Kata Kunci : Akulturasi, Reog Singo Bawono Lumajang.
Abstract
Reog Singo Bawono is a Reog art led by Gatot Basuki and was founded on May 15, 1990 in Lumajang Regency, more precisely in Dompyong Rt. 08, Rw 03, Madurejo Village, Pasirian, Lumajang. Reog Singo Bawono acculturates with local arts around Lumajang Regency to improve his performance. This research has problem formulations: 1) What is the form of the performance of Reog Siswo Bawono's acculturation in Lumajang, 2) What factors can influence the acculturation of Reog Siswo Bawono in Lumajang. This study uses the theory of acculturation from Koentjaraningrat. The method in this study uses a qualitative approach, data collection by means of observation, interviews. The results of the research on this form of performance are in the form of a series of performances presented through the Dadak Merak dance, Jathilan, Ganongan, Kecak horse, acrobatic, lumping horse and art creations from the surrounding area, while the form of the show is supported by music, make-up and clothing. Unlike other Reog arts that focus on the beauty of motion, Reog Singo Bawono is more concerned with the interests of the audience.

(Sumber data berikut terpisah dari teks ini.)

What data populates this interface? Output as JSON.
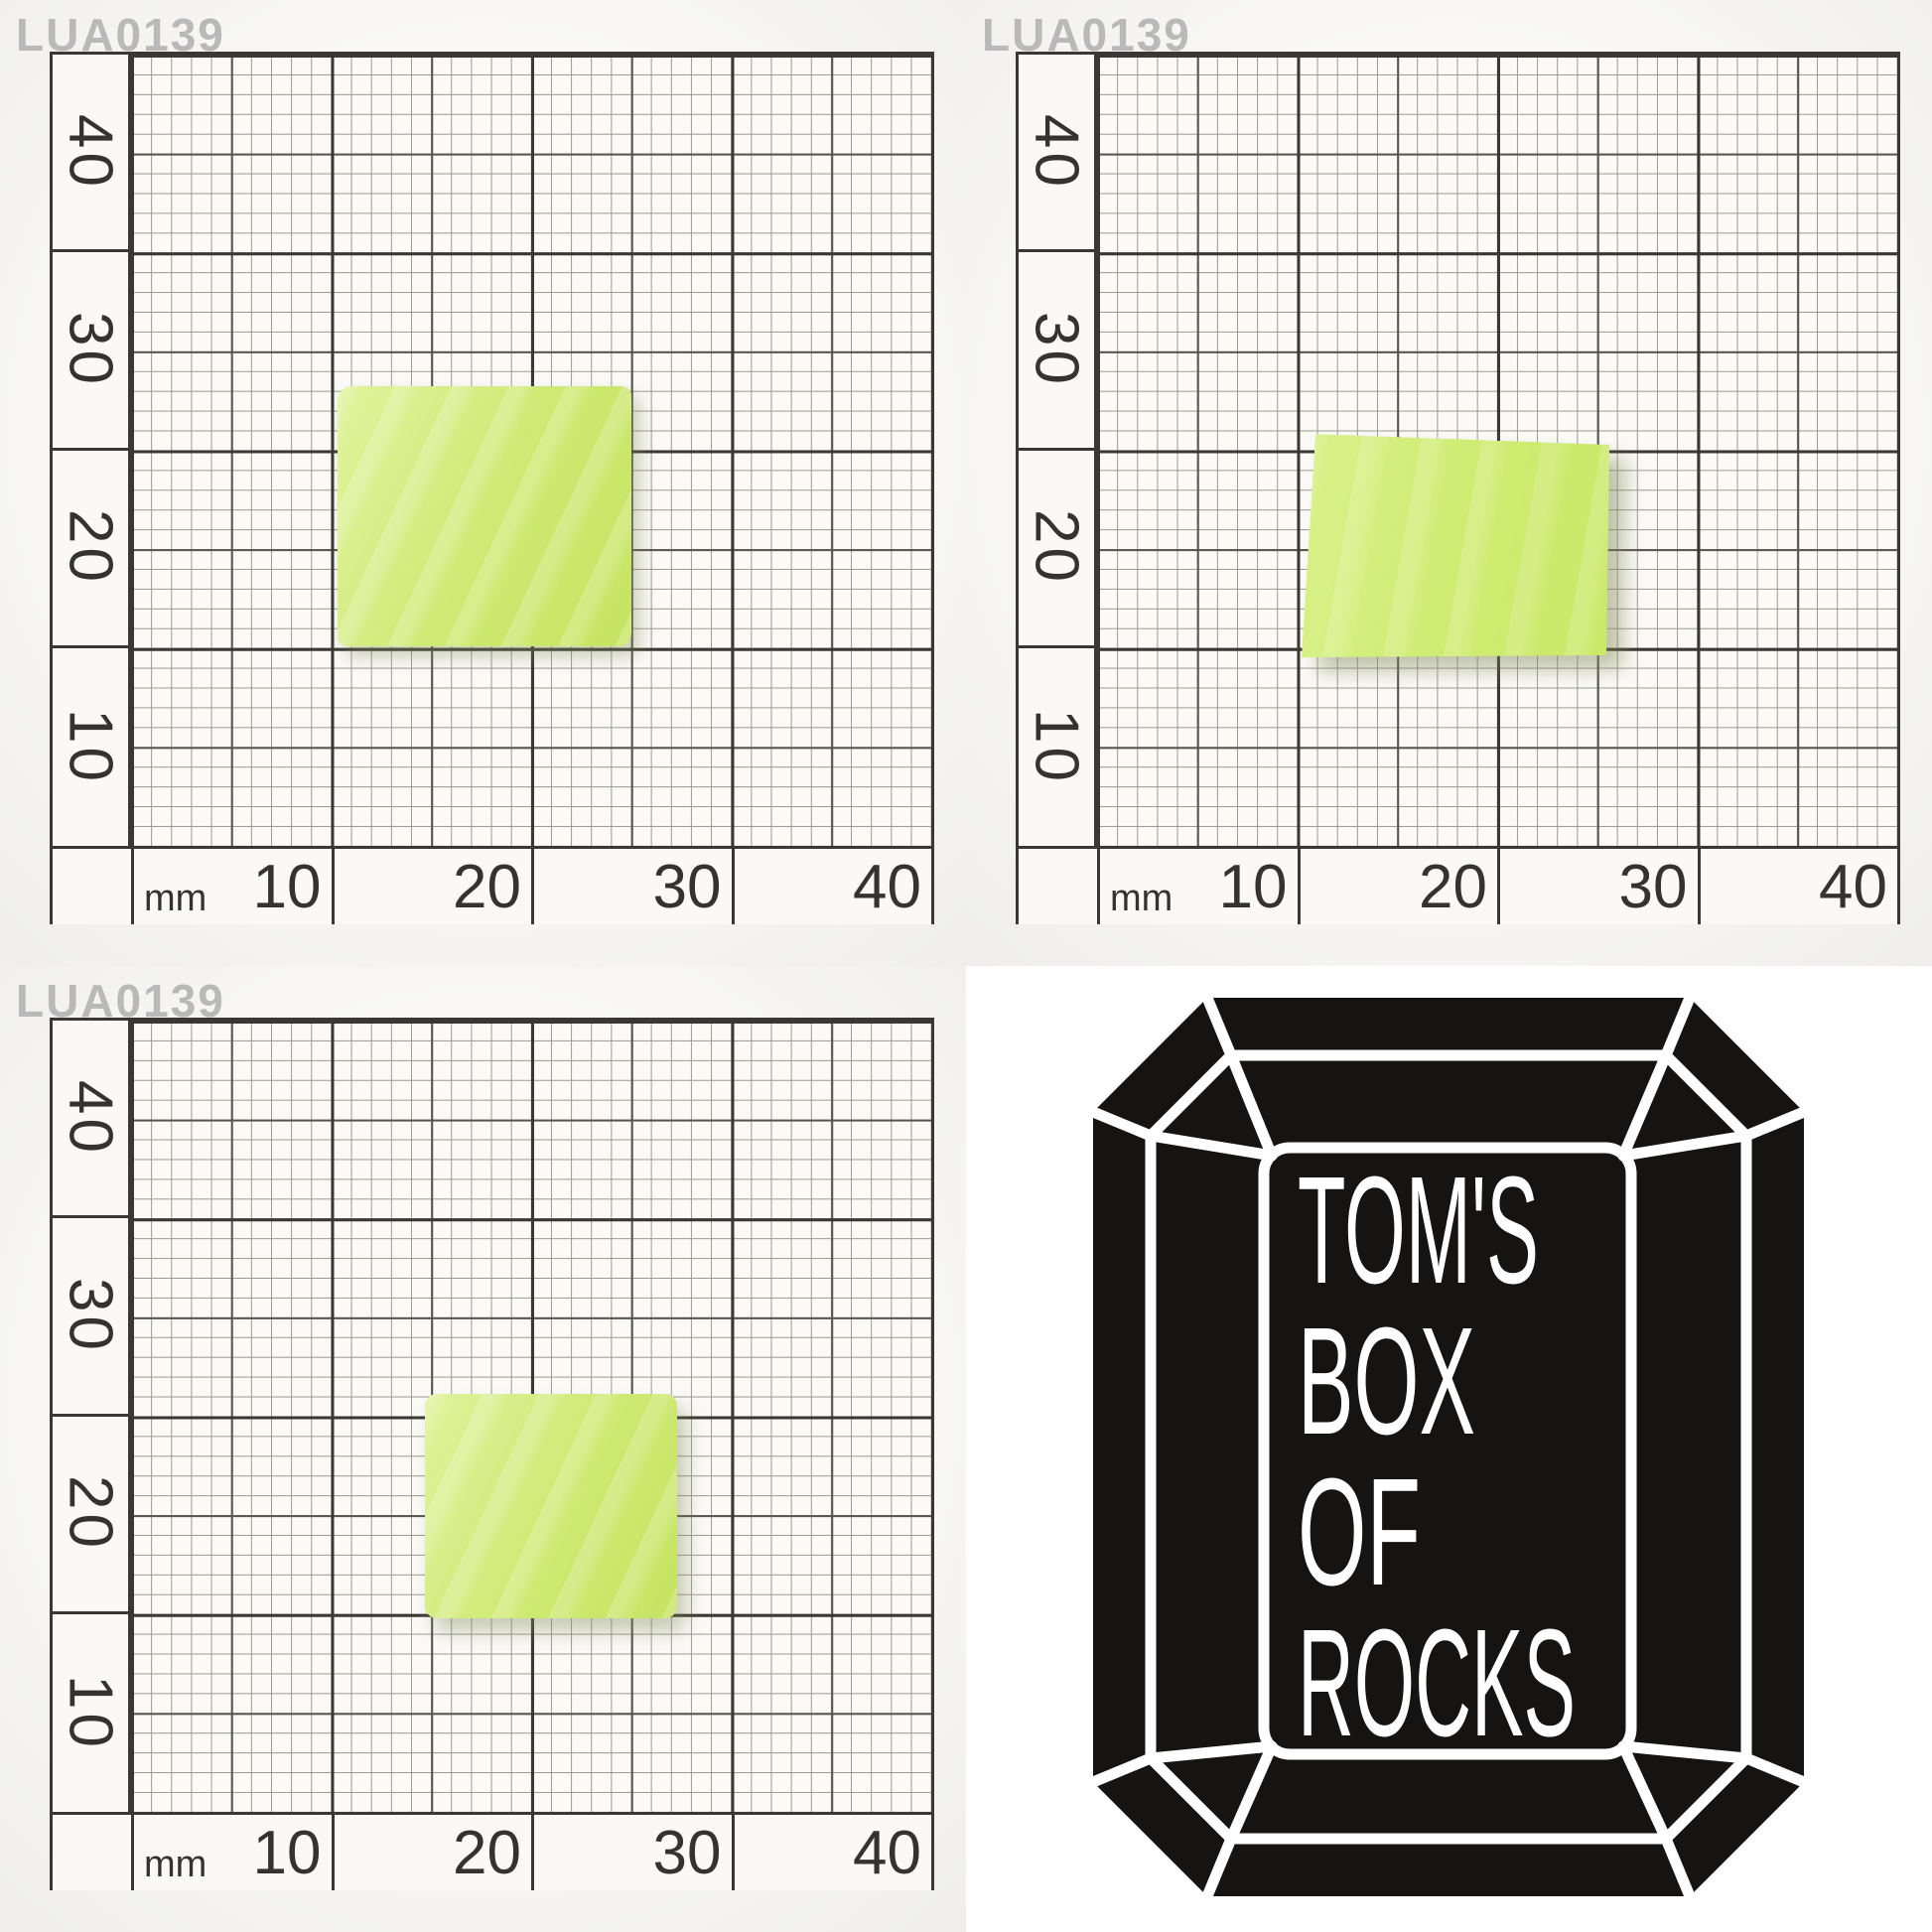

The factors that influence the acculturation are the first is the interest of the players and the audience which greatly affects the existence of Reog Singo Bawono, the second is the geographical location of Lumajang Regency and the surrounding environment which is very strategic and close to the Indian Ocean and Mount Semeru and is flanked by several other cities making many migrants to Lumajang Regency, and the last one is the community economy of Lumajang Regency, who are mostly farmers and fishermen.
Key words: Acculturation, Reog Singo Bawono Lumajang.